Irritiert und verzweifelt verlässt Stefan den Spieler, nur um kurze Zeit später festzustellen, dass der seltsame Kauz irgendwas in ihm geweckt hatte. Und so tragen ihn seine Füsse immer wieder zu ihm. Nach und nach führt der Spieler ihn an eine andere Sichtweise über das Lernen und Arbeiten heran - eine Sichtweise, die ihn zunächst verstört, dann aber immer mehr in den Bann zieht und letztlich sein Leben komplett auf den Kopf stellt.

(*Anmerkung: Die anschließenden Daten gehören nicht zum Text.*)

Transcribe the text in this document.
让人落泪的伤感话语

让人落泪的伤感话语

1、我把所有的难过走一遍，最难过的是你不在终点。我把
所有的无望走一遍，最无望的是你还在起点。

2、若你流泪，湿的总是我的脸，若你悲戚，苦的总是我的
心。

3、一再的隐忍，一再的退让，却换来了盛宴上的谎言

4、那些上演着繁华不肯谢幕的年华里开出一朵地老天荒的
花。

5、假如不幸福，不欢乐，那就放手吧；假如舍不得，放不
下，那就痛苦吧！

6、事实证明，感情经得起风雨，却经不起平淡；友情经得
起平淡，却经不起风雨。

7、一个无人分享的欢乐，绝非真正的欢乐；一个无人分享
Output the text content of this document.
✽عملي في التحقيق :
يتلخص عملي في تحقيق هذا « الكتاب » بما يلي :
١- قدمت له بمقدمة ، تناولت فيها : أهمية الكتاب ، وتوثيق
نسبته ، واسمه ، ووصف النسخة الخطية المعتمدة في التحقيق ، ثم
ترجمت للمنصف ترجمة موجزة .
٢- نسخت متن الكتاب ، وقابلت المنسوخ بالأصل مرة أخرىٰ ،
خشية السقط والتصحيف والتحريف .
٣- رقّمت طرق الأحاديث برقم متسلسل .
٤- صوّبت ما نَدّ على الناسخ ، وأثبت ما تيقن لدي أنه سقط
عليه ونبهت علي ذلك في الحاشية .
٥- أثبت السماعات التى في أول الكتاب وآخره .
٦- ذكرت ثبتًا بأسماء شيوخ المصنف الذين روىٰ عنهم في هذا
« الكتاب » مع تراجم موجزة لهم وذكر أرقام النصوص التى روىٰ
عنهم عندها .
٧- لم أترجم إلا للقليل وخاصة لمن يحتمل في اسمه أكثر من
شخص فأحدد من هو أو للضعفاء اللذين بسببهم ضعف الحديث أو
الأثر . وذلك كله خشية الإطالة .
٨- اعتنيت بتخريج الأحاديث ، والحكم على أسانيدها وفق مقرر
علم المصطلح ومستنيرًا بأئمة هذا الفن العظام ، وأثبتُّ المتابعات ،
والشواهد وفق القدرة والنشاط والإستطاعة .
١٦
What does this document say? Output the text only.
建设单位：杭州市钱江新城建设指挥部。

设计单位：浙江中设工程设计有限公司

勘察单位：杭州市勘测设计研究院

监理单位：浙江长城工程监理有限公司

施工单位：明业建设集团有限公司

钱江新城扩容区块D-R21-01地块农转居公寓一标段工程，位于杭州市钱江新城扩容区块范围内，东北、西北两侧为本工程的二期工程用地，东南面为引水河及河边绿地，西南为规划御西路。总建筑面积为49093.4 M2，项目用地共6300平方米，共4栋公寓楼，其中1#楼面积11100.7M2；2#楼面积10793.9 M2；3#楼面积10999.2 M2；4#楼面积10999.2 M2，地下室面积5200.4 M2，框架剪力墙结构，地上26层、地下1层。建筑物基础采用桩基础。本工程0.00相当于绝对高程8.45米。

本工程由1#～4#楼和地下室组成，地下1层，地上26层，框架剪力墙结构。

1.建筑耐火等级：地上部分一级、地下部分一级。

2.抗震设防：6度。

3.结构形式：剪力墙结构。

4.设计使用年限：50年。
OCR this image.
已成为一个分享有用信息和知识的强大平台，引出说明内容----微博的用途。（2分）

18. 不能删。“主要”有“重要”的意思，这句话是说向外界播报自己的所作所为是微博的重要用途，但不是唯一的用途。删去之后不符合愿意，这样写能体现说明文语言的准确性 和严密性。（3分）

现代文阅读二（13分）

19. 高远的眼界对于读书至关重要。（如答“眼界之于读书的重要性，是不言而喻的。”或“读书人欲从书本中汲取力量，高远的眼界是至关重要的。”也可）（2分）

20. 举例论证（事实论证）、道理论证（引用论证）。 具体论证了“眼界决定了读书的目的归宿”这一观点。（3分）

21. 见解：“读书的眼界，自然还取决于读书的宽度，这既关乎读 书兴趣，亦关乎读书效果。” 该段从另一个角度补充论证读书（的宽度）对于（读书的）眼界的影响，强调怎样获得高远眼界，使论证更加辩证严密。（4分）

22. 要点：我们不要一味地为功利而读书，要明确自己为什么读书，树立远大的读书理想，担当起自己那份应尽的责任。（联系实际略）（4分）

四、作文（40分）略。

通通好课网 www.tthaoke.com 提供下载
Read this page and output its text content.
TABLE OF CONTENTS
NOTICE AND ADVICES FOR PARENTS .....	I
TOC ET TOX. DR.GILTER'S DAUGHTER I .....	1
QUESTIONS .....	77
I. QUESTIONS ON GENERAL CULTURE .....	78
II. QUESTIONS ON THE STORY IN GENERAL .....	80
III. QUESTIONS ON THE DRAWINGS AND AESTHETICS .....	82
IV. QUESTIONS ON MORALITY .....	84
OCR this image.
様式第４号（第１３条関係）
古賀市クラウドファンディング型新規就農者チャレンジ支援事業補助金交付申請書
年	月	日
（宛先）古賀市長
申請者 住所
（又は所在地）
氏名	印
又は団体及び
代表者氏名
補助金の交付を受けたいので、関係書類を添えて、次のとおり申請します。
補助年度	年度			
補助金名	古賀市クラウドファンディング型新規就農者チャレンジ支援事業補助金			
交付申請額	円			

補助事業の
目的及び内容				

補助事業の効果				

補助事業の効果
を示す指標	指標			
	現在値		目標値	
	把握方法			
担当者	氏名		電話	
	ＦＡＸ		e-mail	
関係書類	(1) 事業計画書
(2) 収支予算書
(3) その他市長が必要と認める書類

Eine befreiende Erzählung - voller Humor und Leichtigkeit - für Menschen, die in das natürliche Spiel ihres Lebens zurückkehren möchten, jenseits von Geld verdienen, Karriere und Konsum.
Nando Stöcklin
Nando Stöcklin (1975) ist Ethnologe, Pädagoge und Spielforscher. Er beschäftigte sich jahrelang mit den Auswirkungen der digitalen Transformation und als Folge mit dem spielerischen Lernen, Arbeiten und Leben. 2017 entschloss er sich, sein Leben an den Prinzipien des Spiels auszurichten. Seine Erkenntnisse fasst er in diesem Buch zusammen.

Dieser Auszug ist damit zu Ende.